The choice of whom to include in the show must have been easier for the curators by graffiti's tendency towards meritocracy, (often based on quantity rather than quality). Titles abound... The King, The Prince, The President, The Duke, etc. Graffiti is old enough to have its history, folklore and myth, accompanied by a deep sense of nostalgia. The curators have fielded an all around team. So we have Rammelzee, the graffiti philosopher, Futura and Lee, whose aspirations are to become "painters", and others like Zephyr who yearn for the return of those lost days of innocence, when it was on to the tracks at 3 a.m. with spray cans in hand. Graffiti is steeped in a New World romanticism. This is, at times, one of its most infectious qualities. In an unabashed way it clarifies explicitly aspects of the creative process which others try to hide behind a wall of highbrow intellectuality and culture. In interviews the graffiti artists stress their desire for attention, for fame, for money. In short they want to "make it". When someone writes their name in eight foot letters the length of the train, we can assume he is in sympathy with Warhol's maxim about being famous for fifteen minutes. It is hardly surprising then that they should welcome absorption into the art world institution. They have come far since the semi criminal days of "bombing" trains. Outsider and underdog, underprivileged and uneducated, they create beauty from banality, or so the myth has it.

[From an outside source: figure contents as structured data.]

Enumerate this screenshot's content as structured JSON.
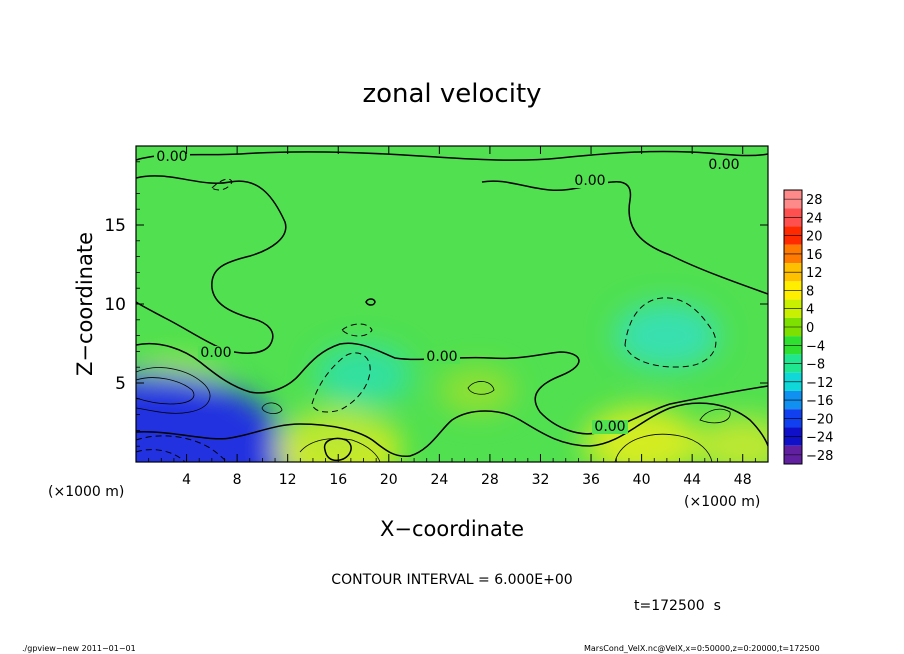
{
  "chart_data": {
    "type": "heatmap",
    "title": "zonal velocity",
    "xlabel": "X−coordinate",
    "ylabel": "Z−coordinate",
    "xunit_left": "(×1000 m)",
    "xunit_right": "(×1000 m)",
    "xlim": [
      0,
      50
    ],
    "ylim": [
      0,
      20
    ],
    "x_ticks": [
      4,
      8,
      12,
      16,
      20,
      24,
      28,
      32,
      36,
      40,
      44,
      48
    ],
    "y_ticks": [
      5,
      10,
      15
    ],
    "contour_interval_text": "CONTOUR INTERVAL = 6.000E+00",
    "time_text": "t=172500  s",
    "footer_left": "./gpview−new   2011−01−01",
    "footer_right": "MarsCond_VelX.nc@VelX,x=0:50000,z=0:20000,t=172500",
    "contour_labels": [
      "0.00",
      "0.00",
      "0.00",
      "0.00",
      "0.00",
      "0.00"
    ],
    "colorbar": {
      "levels": [
        "28",
        "24",
        "20",
        "16",
        "12",
        "8",
        "4",
        "0",
        "−4",
        "−8",
        "−12",
        "−16",
        "−20",
        "−24",
        "−28"
      ],
      "colors": [
        "#ff8a8a",
        "#ff5050",
        "#ff2a00",
        "#ff7a00",
        "#ffc000",
        "#ffee00",
        "#c8f000",
        "#7ee000",
        "#30e030",
        "#20e690",
        "#10d8d8",
        "#1090f0",
        "#1040f0",
        "#1010c8",
        "#6020a0"
      ]
    },
    "background_color": "#50e050",
    "anomalies": [
      {
        "x": 3,
        "z": 4.5,
        "v": 7,
        "color": "#b8ec30"
      },
      {
        "x": 2,
        "z": 0.8,
        "v": -16,
        "color": "#1a7ff0"
      },
      {
        "x": 1.5,
        "z": 0.3,
        "v": -24,
        "color": "#2030e0"
      },
      {
        "x": 16,
        "z": 0.8,
        "v": 9,
        "color": "#dcec10"
      },
      {
        "x": 16,
        "z": 1.5,
        "v": 6,
        "color": "#bce830"
      },
      {
        "x": 18,
        "z": 5.5,
        "v": -6,
        "color": "#30e0a0"
      },
      {
        "x": 42,
        "z": 8,
        "v": -7,
        "color": "#38e0b0"
      },
      {
        "x": 40,
        "z": 1.2,
        "v": 8,
        "color": "#d4ec20"
      },
      {
        "x": 48,
        "z": 1,
        "v": 6,
        "color": "#bce830"
      },
      {
        "x": 27,
        "z": 4.5,
        "v": 4,
        "color": "#90e030"
      }
    ]
  }
}
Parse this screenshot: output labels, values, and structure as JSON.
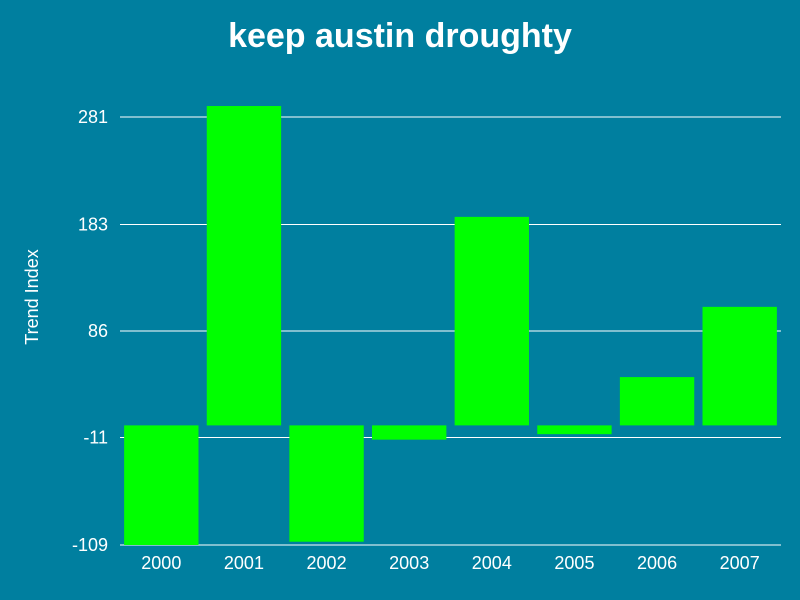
{
  "chart_data": {
    "type": "bar",
    "title": "keep austin droughty",
    "xlabel": "",
    "ylabel": "Trend Index",
    "categories": [
      "2000",
      "2001",
      "2002",
      "2003",
      "2004",
      "2005",
      "2006",
      "2007"
    ],
    "values": [
      -109,
      291,
      -106,
      -13,
      190,
      -8,
      44,
      108
    ],
    "yticks": [
      -109,
      -11,
      86,
      183,
      281
    ],
    "ylim": [
      -109,
      281
    ],
    "grid": true,
    "legend": "none",
    "colors": {
      "background": "#007F9F",
      "bar": "#00FF00",
      "grid": "#FFFFFF",
      "text": "#FFFFFF"
    }
  }
}
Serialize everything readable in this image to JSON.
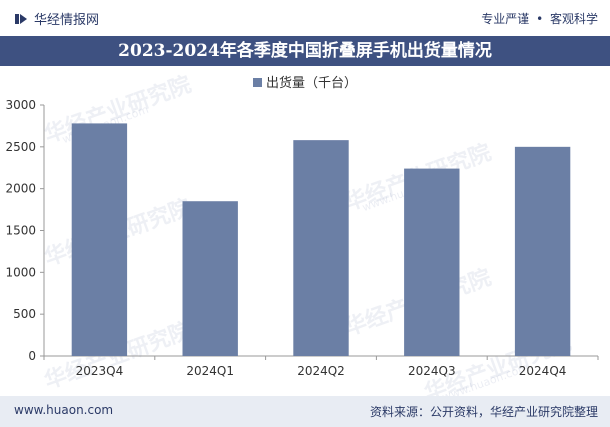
{
  "header": {
    "brand": "华经情报网",
    "tagline_left": "专业严谨",
    "tagline_right": "客观科学"
  },
  "title": "2023-2024年各季度中国折叠屏手机出货量情况",
  "watermark": {
    "text": "华经产业研究院",
    "url": "www.huaon.com"
  },
  "footer": {
    "site": "www.huaon.com",
    "source": "资料来源：公开资料，华经产业研究院整理"
  },
  "chart_data": {
    "type": "bar",
    "title": "2023-2024年各季度中国折叠屏手机出货量情况",
    "series": [
      {
        "name": "出货量（千台）",
        "color": "#6b7fa5",
        "values": [
          2780,
          1850,
          2580,
          2240,
          2500
        ]
      }
    ],
    "categories": [
      "2023Q4",
      "2024Q1",
      "2024Q2",
      "2024Q3",
      "2024Q4"
    ],
    "xlabel": "",
    "ylabel": "",
    "ylim": [
      0,
      3000
    ],
    "yticks": [
      0,
      500,
      1000,
      1500,
      2000,
      2500,
      3000
    ],
    "grid": false,
    "legend": "top-center"
  }
}
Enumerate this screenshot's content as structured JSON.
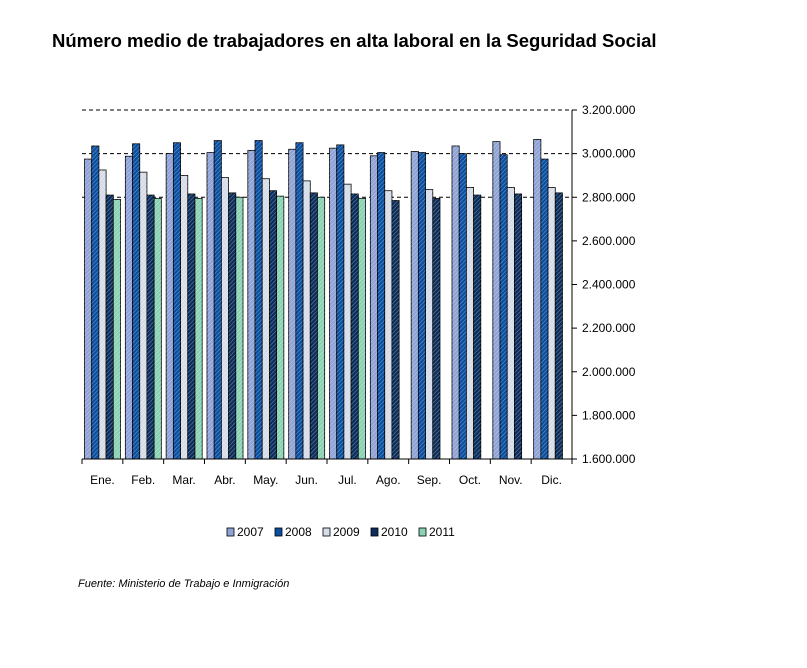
{
  "title": "Número medio de trabajadores en alta laboral en la Seguridad Social",
  "source": "Fuente: Ministerio de Trabajo e Inmigración",
  "colors": {
    "2007": "#8fa3d6",
    "2008": "#0a4fa0",
    "2009": "#d6dde8",
    "2010": "#0b2e5c",
    "2011": "#8ad2b4"
  },
  "chart_data": {
    "type": "bar",
    "title": "Número medio de trabajadores en alta laboral en la Seguridad Social",
    "xlabel": "",
    "ylabel": "",
    "ylim": [
      1600000,
      3200000
    ],
    "yticks": [
      1600000,
      1800000,
      2000000,
      2200000,
      2400000,
      2600000,
      2800000,
      3000000,
      3200000
    ],
    "ytick_labels": [
      "1.600.000",
      "1.800.000",
      "2.000.000",
      "2.200.000",
      "2.400.000",
      "2.600.000",
      "2.800.000",
      "3.000.000",
      "3.200.000"
    ],
    "y_axis_side": "right",
    "grid": "dashed at 2.800.000, 3.000.000 and 3.200.000",
    "legend_position": "bottom",
    "categories": [
      "Ene.",
      "Feb.",
      "Mar.",
      "Abr.",
      "May.",
      "Jun.",
      "Jul.",
      "Ago.",
      "Sep.",
      "Oct.",
      "Nov.",
      "Dic."
    ],
    "series": [
      {
        "name": "2007",
        "values": [
          2975000,
          2988000,
          3000000,
          3005000,
          3015000,
          3020000,
          3025000,
          2990000,
          3010000,
          3035000,
          3055000,
          3065000
        ]
      },
      {
        "name": "2008",
        "values": [
          3035000,
          3045000,
          3050000,
          3060000,
          3060000,
          3050000,
          3040000,
          3005000,
          3005000,
          3000000,
          2995000,
          2975000
        ]
      },
      {
        "name": "2009",
        "values": [
          2925000,
          2915000,
          2900000,
          2890000,
          2885000,
          2875000,
          2860000,
          2830000,
          2835000,
          2845000,
          2845000,
          2845000
        ]
      },
      {
        "name": "2010",
        "values": [
          2810000,
          2810000,
          2815000,
          2820000,
          2830000,
          2820000,
          2815000,
          2785000,
          2795000,
          2810000,
          2815000,
          2820000
        ]
      },
      {
        "name": "2011",
        "values": [
          2790000,
          2795000,
          2795000,
          2800000,
          2805000,
          2800000,
          2795000,
          null,
          null,
          null,
          null,
          null
        ]
      }
    ]
  }
}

If it is easy to dismiss graffiti as pubescent daubings, it is easier still to draw stylistic links between all that has gone before in New York painting since the 1940's. From the abstract expressionists they inherit the all-over action painting. From post painterly abstraction, the branding branding impact of the large-scale single image. From "Pop", the painters Dondi and Zephyr in particular inherit the comic strip, the advertising logo and the witty direct image. Unlike "Pop", the images remain private and self referential, they are not the media based icons of an age.

While the graffiti painters continue to contest their "style wars", the intervention of the museum has forced the transition towards serious art. While for some, graffiti is still the academy of the streets, for others it is now dead. If the best of its initiates, Futura 2000, has been likened to a "space-age Kandinsky", we may still hope for something positive and lasting from this dynamic phenomenon.